Stephen Bach, a landscape painter from Orlando, Florida, observes the plume left over from the final space shuttle launch in Cape Canaveral, Florida, July 8, 2011
Stephen Bach, a landscape painter from Orlando, Florida, observes the plume left over from the final space shuttle launch in Cape Canaveral, Florida, July 8, 2011

Standing on the grounds of Kennedy Space Center, facing the launch pad as a space shuttle lifts off, is an experience that defies words. Friday's historic launch of Atlantis marks the beginning of the end for NASA's space shuttle fleet.

It is an almost impossible experience to describe. Upon liftoff, there is a bright blaze from the engines, a flaming trail that cuts the sky vertically, the cloud plume that begins in silence, going up, and then the thunder that mounts and rolls into a noise that seems to make both the sky and your stomach shudder.

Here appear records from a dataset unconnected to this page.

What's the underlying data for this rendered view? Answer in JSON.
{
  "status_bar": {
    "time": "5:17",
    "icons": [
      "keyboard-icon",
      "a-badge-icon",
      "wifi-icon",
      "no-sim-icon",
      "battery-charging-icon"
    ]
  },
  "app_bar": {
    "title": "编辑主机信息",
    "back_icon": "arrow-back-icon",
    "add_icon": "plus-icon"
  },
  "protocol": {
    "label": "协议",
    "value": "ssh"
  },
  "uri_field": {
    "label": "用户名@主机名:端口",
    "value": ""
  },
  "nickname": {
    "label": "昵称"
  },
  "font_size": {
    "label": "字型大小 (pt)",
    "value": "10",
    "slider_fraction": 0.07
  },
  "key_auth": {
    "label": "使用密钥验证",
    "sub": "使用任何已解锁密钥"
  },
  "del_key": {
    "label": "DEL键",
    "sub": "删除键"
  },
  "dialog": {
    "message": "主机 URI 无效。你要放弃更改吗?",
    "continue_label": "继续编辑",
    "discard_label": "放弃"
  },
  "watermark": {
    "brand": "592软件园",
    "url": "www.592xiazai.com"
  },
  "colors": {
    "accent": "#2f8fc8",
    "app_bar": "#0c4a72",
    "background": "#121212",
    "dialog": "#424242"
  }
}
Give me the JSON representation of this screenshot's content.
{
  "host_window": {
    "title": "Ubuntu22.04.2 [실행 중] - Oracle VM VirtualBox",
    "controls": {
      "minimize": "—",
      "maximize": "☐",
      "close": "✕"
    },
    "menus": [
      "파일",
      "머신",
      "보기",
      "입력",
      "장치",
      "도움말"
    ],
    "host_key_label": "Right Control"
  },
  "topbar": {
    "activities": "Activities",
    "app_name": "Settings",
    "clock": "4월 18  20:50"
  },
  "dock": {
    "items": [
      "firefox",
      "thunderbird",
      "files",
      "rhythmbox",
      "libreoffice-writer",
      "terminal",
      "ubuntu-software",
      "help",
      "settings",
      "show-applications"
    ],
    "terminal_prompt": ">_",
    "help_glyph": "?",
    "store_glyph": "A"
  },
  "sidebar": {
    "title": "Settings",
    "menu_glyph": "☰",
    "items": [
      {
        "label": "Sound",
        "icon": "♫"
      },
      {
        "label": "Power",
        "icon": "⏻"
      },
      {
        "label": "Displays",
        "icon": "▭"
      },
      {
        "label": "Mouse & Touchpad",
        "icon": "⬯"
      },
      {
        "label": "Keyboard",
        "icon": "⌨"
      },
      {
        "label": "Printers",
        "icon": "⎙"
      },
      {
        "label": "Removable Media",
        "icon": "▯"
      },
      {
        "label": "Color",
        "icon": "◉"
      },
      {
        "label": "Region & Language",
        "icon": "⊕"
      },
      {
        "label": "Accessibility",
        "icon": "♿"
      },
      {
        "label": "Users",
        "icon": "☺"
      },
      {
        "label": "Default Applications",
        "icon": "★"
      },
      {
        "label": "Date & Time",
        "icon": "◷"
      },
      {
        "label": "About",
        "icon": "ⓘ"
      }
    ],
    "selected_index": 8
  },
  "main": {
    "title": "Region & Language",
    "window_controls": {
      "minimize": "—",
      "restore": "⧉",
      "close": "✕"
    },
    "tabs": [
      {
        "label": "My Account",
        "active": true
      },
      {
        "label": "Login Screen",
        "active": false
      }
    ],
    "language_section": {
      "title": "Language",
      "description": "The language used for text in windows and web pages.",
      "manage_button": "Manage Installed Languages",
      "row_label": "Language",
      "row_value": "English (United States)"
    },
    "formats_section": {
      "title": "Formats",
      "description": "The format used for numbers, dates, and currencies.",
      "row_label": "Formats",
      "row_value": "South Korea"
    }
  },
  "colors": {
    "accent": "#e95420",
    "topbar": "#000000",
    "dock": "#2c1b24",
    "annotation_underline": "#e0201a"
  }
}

Stephen Bach, a landscape painter from Orlando, Florida, watched the launch from the Kennedy Space Center, two paintings in progress on an easel before him, both of the shuttle. He gazed directly across the water at Atlantis on the launch pad, and then, Atlantis in flight.

"It's just a really amazing sight, and I don't think you can describe it until you see it, you know," said Bach. "I've seen it 30 times, I'm sure, through the years from Orlando or from some place off the Cape. But this is just another level."

Artist Inspired by Final Space Shuttle Launch
Artist Inspired by Final Space Shuttle Launch

But Bach is a painter, a man well versed in images and details, and he describes the seconds after Atlantis disappeared above the clouds.

"The plume is amazing, and it's cast a shadow across the bottom of the cloud layer which is just astounding," Bach added. "It's almost as impressive as the launch, but in a different way. You can see the yellow coming through the inside of the plume. It's just a very remarkable sight. It's nothing like you picture it when you watch it on TV. It's just tenfold better, you know. Amazing."

As Bach still gazed at the plume, barely able to look away, his painting of Atlantis taking flight garnered another shuttle watcher's attention. The landscape painter who turned his talents to the sky had an offer to buy, before the plume had even vanished.